My friend Sarah and I saw The King’s Speech last night. Some of the reviews had made it out to be mere Oscar bait, but I wanted to see it anyway. It’s the kind of film I tend to like anyway–a small look into the private lives of people of influence. When I lived in London, we did the typical school tour of the War Rooms. What struck me the most–besides the story of Winston Churchill standing on the roof, watching the Blitz–was the fact that George VI refused to leave Buckingham Palace once the Germans began bombing London. Several bombs nearly hit the Palace, but he refused to leave, knowing that his presence gave the people of London hope. They would not be abandoned by their King, and thus, they would not be abandoned by their government.
The movie hangs on Colin Firth’s performance. He not only gets the stammer perfect, but also the oddly nasal upper class British accent. Most importantly, he conveys the depth of George VI/Bertie’s fears–both the bullying of a royal childhood and his desire to rule and his terror of it. The stammer makes Bertie ungainly, awkward, but it also gives him the space to be the man he wants to be in some ways too. Royal duties aside, his family gives him great contentment, a fact that Firth conveys beautifully with his eyes. Every time he looks at his little girls, you feel both the King’s pride and joy in his family but also a deep sadness that he can’t speak to them the way he’d like.

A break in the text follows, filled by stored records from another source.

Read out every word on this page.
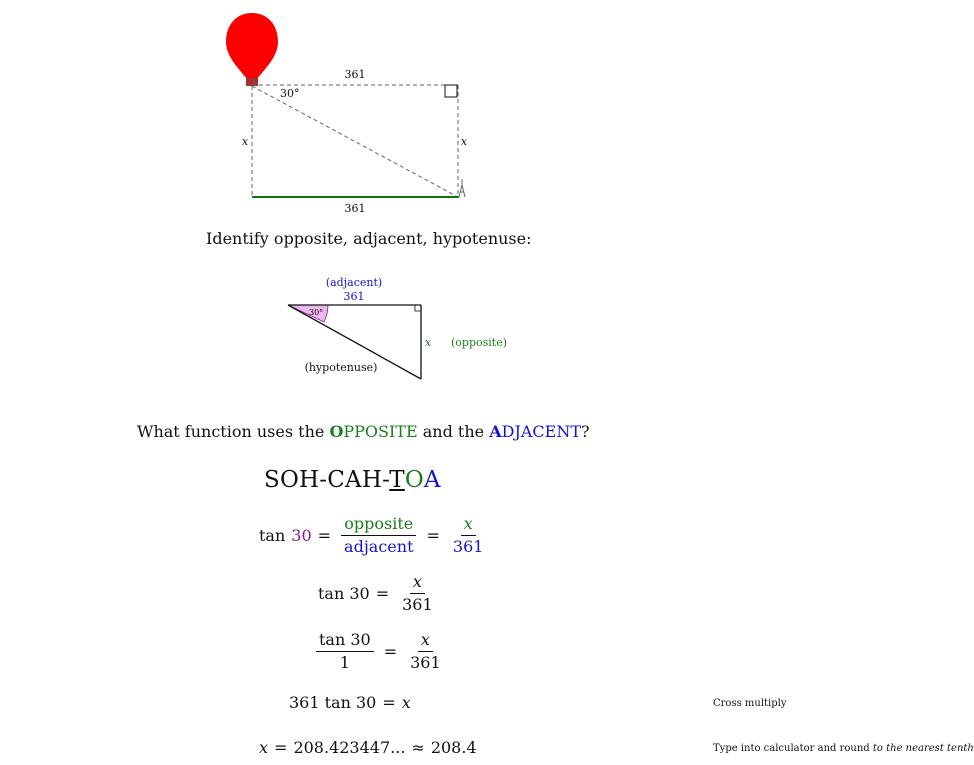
361
361
x	x
30°
Identify opposite, adjacent, hypotenuse:
30°
(adjacent)
361
x (opposite)
(hypotenuse)
What function uses the OPPOSITE and the ADJACENT?
SOH-CAH-TOA
$\tan 30 = \frac{\text{opposite}}{\text{adjacent}} = \frac{x}{361}$
$\tan 30 = \frac{x}{361}$
$\frac{\tan 30}{1} = \frac{x}{361}$
361 tan 30 = x	Cross multiply
x = 208.423447... ≈ 208.4	Type into calculator and round to the nearest tenth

The movie brought me back to a discussion my friend Walter and I had about why Americans and the American media are so interested in the upcoming royal wedding between Prince William and Kate Middleton. After all, they’re not our monarchy. From a political perspective, I’m decidedly pro-democracy. I think a monarchial system is in effective in the modern world, and truly, if I were a British taxpayer, I’d be less than enthusiastic that my money goes in part to support the royal family, even if a large part of that money goes into preserving historical estates, etc. that I think need to be preserved. Yet, from a cultural standpoint, I can’t help but be a little fascinated. It’s the same as any celebrity wedding on one hand. It’s really no different than the coverage of Chelsea Clinton’s wedding. Yet, there is more too it than mere celebrity. I think it stems from the symbolism of the monarchy. Great kings and queens, like George VI, manage to turn the inherited office into a symbol of national unity. I still feel the symbolic power of that office. Fixing his stammer allowed Bertie Windsor to become George VI. There’s cultural power in that transformation that resonates.